Voice signal processing device, method, electronic equipment and sound amplification system

Technical Field

The present invention relates to the field of speech processing technologies, and in particular, to a speech signal processing apparatus and method, an electronic device, and a sound amplification system.

Background

Echo is a signal collected by reflecting a far-end voice signal played by a near-end speaker through an object such as a wall and then transmitting the far-end voice signal to a near-end microphone, and the echo signal and the near-end voice are mixed and then transmitted to the far-end speaker, so that a far-end user can hear the speaking sound of the far-end user through the far-end speaker. In order to improve communication quality, echo cancellation techniques are widely applied in scenes such as telephone, video conference, etc., wherein the most common echo cancellation method is echo cancellation by an adaptive filter.

In the related art, it is assumed that a near-end speech signal as an input signal is not related to a far-end speech signal as a reference signal, a minimum correlation between an output signal of an adaptive filter and a far-end speech signal already played by a speaker is taken as a target, coefficients of the adaptive filter are iteratively updated, a transmission path from the near-end speaker to a near-end microphone is modeled based on the updated filter coefficients, an echo signal is estimated by using the far-end speech signal, and the estimated echo signal is subtracted from a speech signal acquired by the near-end microphone, so that a speech signal with echo removed is output.

However, in the above-mentioned related art, the adaptive filter is a linear operation, and cannot remove echoes of nonlinear components caused by a speaker, an acoustic channel, a microphone, and the like, thereby reducing the accuracy of speech signal processing.

Disclosure of Invention

Aiming at the problems in the prior art, the embodiment of the invention provides a voice signal processing device, a voice signal processing method, electronic equipment and a sound amplifying system.

The present invention provides a speech signal processing apparatus, comprising:

the first echo eliminating unit is used for inputting a reference signal and a current voice signal acquired by a voice acquisition device into an adaptive filter, and processing the current voice signal through the adaptive filter based on the reference signal to obtain a target residual signal; the reference signal comprises a received far-end voice signal;

the second echo cancellation unit is configured to input the target residual signal and the far-end speech signal into a preset speech processing model, so as to obtain a current frame near-end speech processing signal output by the speech processing model and used for transmission;

the voice processing model is used for performing echo removing processing on the target residual signal; the speech processing model is trained based on the far-end speech signal samples and the residual signal samples.

Further, the reference signal also includes a last frame of near-end speech processing signal output by the speech processing model.
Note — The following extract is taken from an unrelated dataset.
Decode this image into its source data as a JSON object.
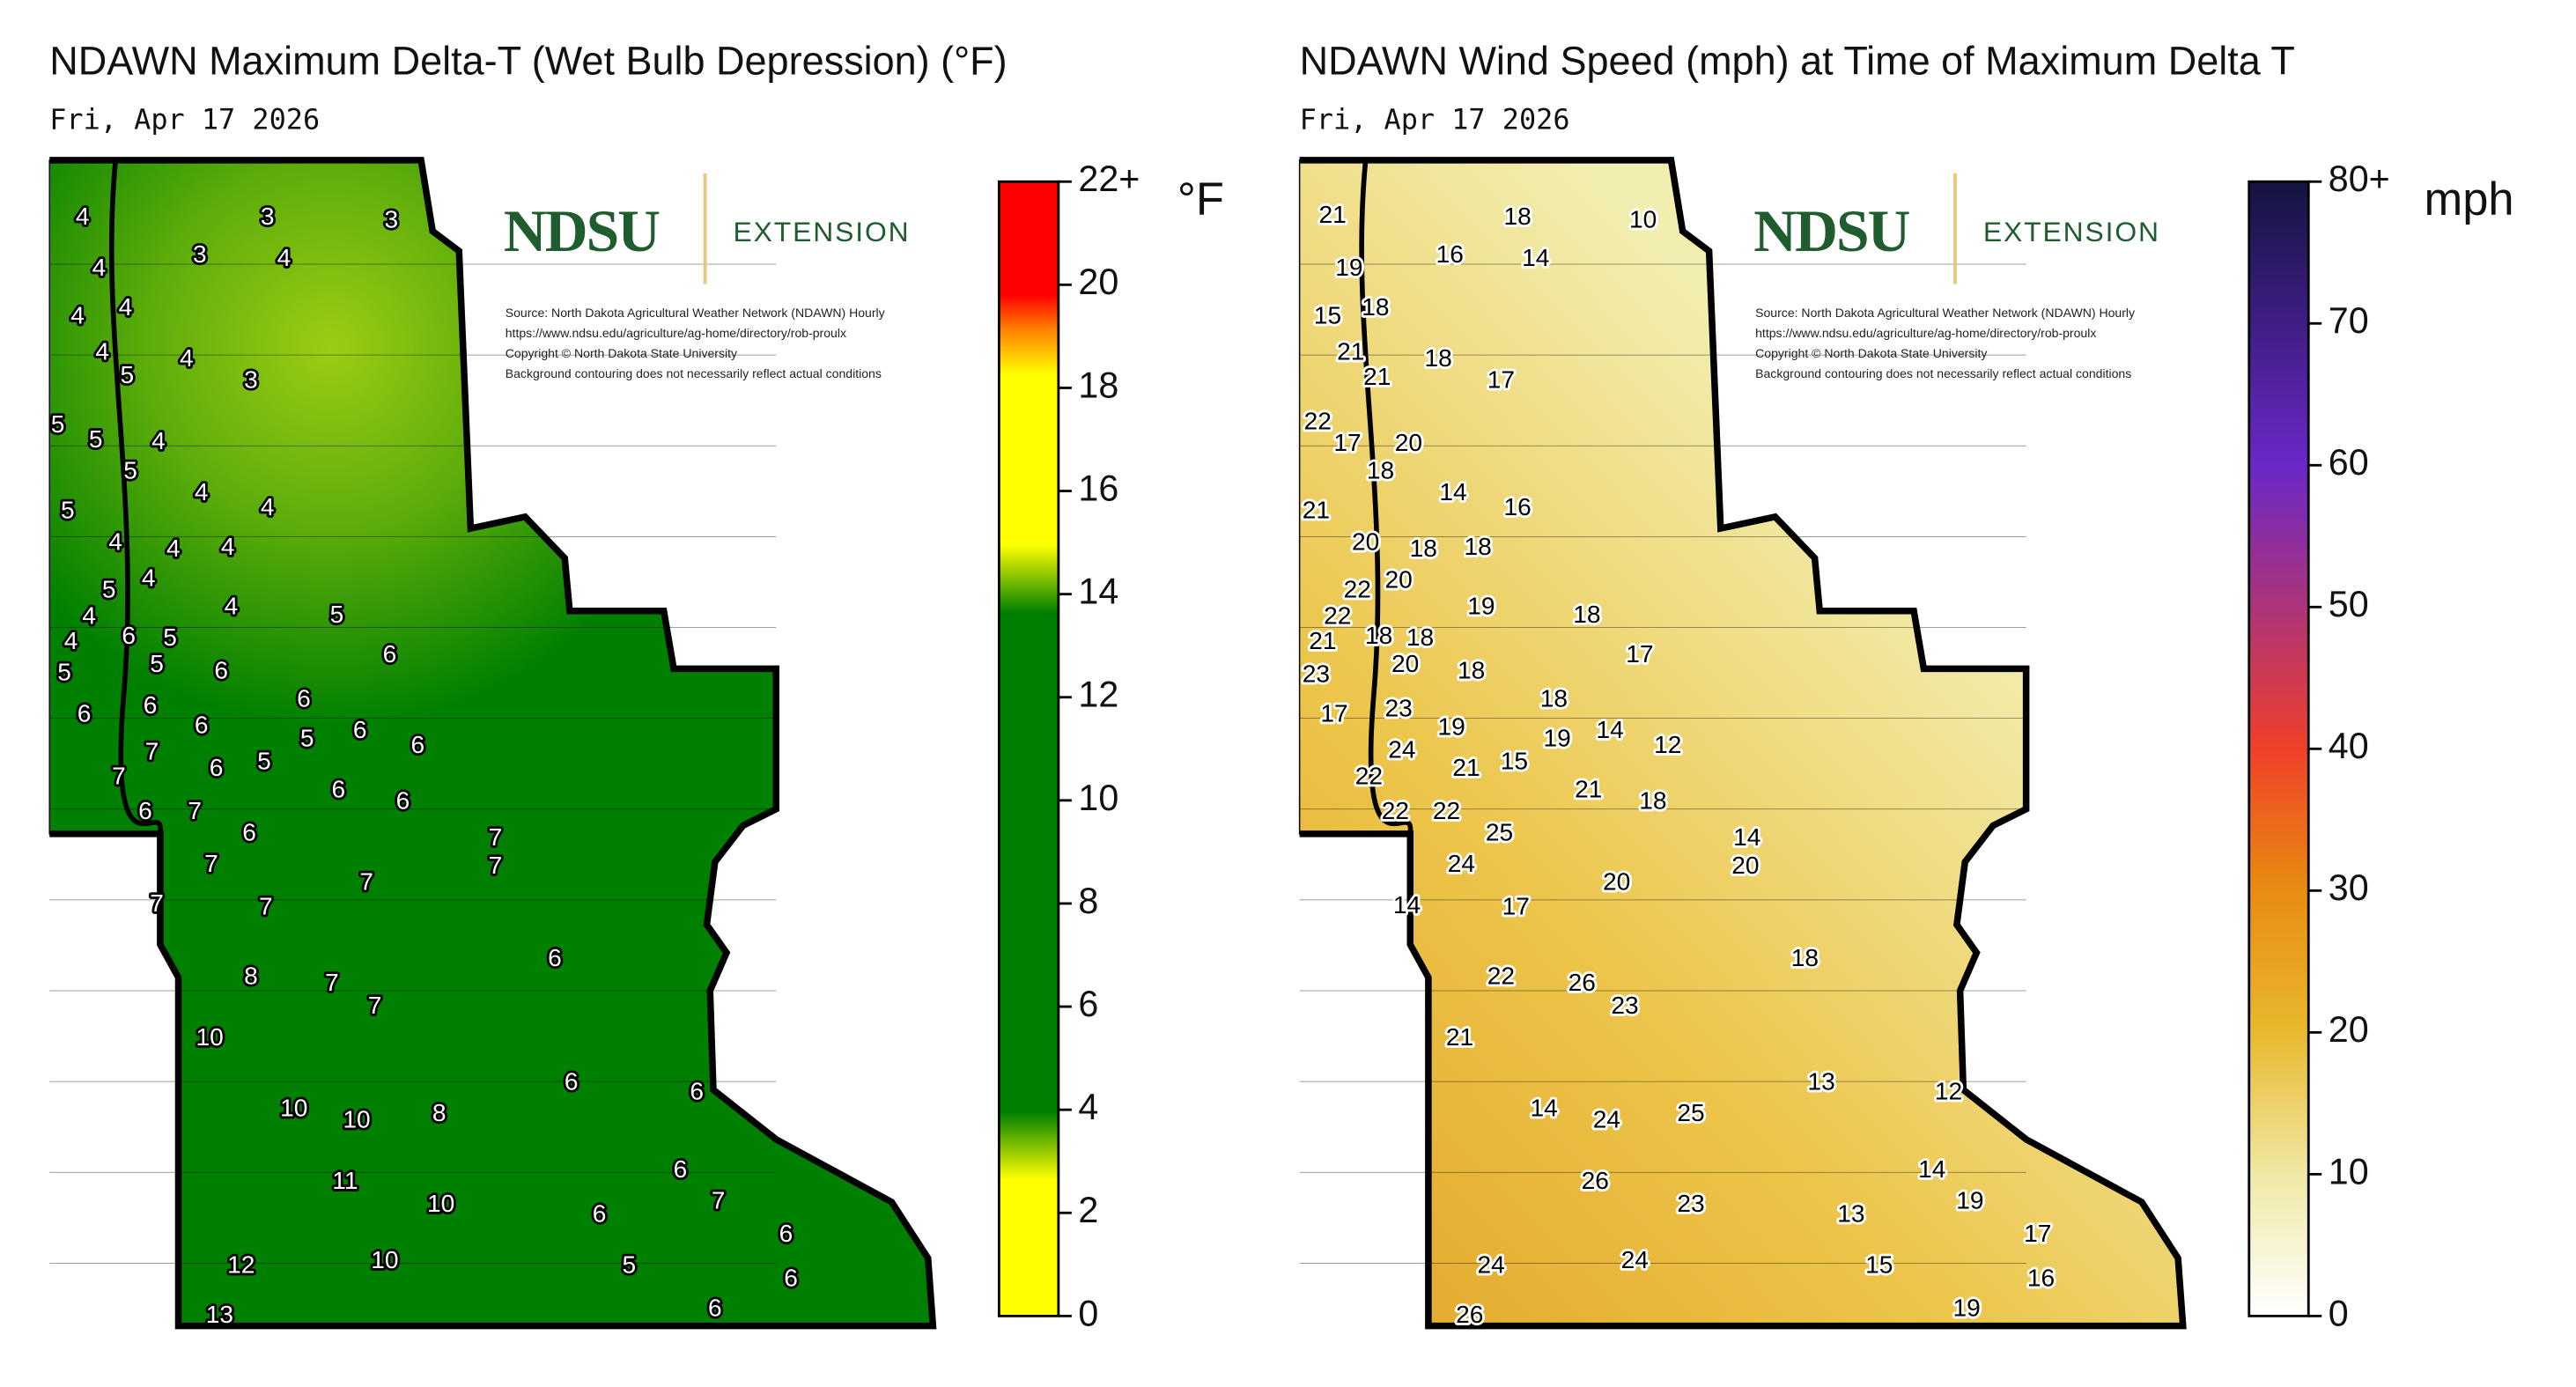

Further, the voice processing model comprises a first feature extraction network, a second feature extraction network, a third feature extraction network and a multilayer artificial neural network;

the second echo cancellation unit is specifically configured to:

inputting a target residual signal into a first feature extraction network, and mapping the target residual signal from a time domain to a transform domain through the first feature extraction network to obtain a first feature;

inputting the far-end voice signal into the second feature extraction network, and mapping the far-end voice signal from a time domain to a transform domain through the second feature extraction network to obtain a second feature;

inputting the first feature and the second feature into the multilayer artificial neural network, and extracting a mask of a near-end speech signal of the current frame from the first feature based on the first feature and the second feature through the multilayer artificial neural network;

determining a third feature of the current frame near-end speech signal in a transform domain based on the mask and the first feature;

inputting the third feature into the third feature extraction network, and mapping the third feature from a transform domain to a time domain through the third feature extraction network to obtain the current frame near-end speech processing signal.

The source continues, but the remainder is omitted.